O formalismo estruturalista corre o risco de privar as estruturas de sua necessidade interna, quando essas necessidades não são formais, mas impulsionadas pelo dinamismo das imagens e das situações. Podemos buscar o princípio de pertinência de que precisamos para compreender os KHM, como qualquer narrativa, nessa intenção consciente ou inconsciente à qual corresponde a imagem. Existem necessidades organizadoras, uma troca constante entre uma forma de estabilização e a efervescência de imagens que revestem as narrativas, mesmo as mais banais. É preciso, portanto, evitar operar sem levar em conta os conteúdos, as sequências qualitativas, e compreender o conto essencialmente no nível da imagem e da melodia. No nível da imagem, porque uma estrutura, para ter sentido, não pode ser uma figura e nada mais; apenas as imagens explicam as imagens, e por elas nos reconciliamos conosco mesmos muito melhor do que através da linguagem. No nível da melodia, pois com os junguianos pode-se ver nos KHM chaves de processos de individuação. Individuar-se é ver que existem polaridades às quais é preciso consentir, que convém assumir de forma criativa; ora, não se dirige a criatividade, relança-se-a incessantemente. Daí esse aspecto desconexo das sucessões de motivos nos contos, que serve para reativar, retomar, o esquema inicial. Se o mito é reiteração rítmica de uma gênese, da “história” de um devir, o conto também, porque não é isolável de outros contos semelhantes — um conto, no fundo, sempre faz parte de um corpus oral ou escrito, de um repertório ou de uma antologia —, repete, como faz a música, sempre o mesmo tipo de história, com cada vez algumas variantes. E dentro de um mesmo conto, outra forma de repetição vem relançar e reativar o esquema inicial, assim como nos níveis escalonados de um mesmo percurso iniciático, ou na linguagem poética inflada de uma repetição com valor semântico sempre diferente.

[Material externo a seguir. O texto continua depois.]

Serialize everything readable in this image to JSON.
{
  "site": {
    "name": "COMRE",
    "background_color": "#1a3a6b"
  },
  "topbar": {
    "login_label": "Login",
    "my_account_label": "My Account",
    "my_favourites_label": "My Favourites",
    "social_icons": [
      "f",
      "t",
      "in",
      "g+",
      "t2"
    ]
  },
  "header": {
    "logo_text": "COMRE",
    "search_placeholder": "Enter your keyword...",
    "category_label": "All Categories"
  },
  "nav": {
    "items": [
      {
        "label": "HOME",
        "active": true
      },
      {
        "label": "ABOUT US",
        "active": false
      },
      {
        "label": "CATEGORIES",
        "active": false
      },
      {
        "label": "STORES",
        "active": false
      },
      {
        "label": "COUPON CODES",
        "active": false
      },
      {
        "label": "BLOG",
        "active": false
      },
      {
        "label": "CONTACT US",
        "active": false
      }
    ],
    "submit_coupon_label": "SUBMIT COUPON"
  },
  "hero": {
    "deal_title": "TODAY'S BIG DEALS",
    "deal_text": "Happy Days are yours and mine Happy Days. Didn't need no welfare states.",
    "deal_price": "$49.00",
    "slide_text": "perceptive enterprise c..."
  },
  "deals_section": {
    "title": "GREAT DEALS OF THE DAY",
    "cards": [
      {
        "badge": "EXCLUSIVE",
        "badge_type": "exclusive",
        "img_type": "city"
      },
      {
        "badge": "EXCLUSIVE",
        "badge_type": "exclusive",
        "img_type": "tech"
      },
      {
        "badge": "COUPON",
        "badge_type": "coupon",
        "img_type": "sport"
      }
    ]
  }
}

Jean-Pierre Duport observou que os contos podem aparecer como um verdadeiro sistema informativo; há a palavra forma em informação. O conto é extremamente estilizado, a ponto de o poder da forma — pensem na pobreza de suas cores — parecer capaz de evacuar a beleza, que seria, na verdade, segundo René Thom, um ardil da natureza para evitar que compreendamos. Esse tipo de narrativa apareceria como uma regulação de tipo metabólico, ilustrando a proposição segundo a qual os efeitos têm influência sobre suas causas, o que também parecem sugerir o aspecto desconexo da sucessão dos motivos, uma diversificação sempre em andamento, mas isenta de complexificação, a informação gerada pela impregnação, um aprendizado buscado pela repetição, e o fato, por fim, de que o ouvinte pede para ouvir outros contos.


FAIVRE, Antoine. Les contes de Grimm. Mythe et initiation. Paris: Lettres modernes, 1978, p. 7-14.

Neste estudo, sem outras precisões, todas as citações apresentadas em francês de textos estrangeiros não citados a partir de uma versão francesa editada são traduzidas pelo autor do estudo. O mesmo se aplica aos títulos e excertos dos Contos de Grimm. Os números que seguem os títulos dos Contos remetem à numeração proposta pelos próprios irmãos Grimm, tal como ainda pode ser encontrada em todas as edições completas em alemão. A sigla KHM, sempre utilizada pela crítica, é a abreviatura do título da coleção Kinder- und Hausmärchen.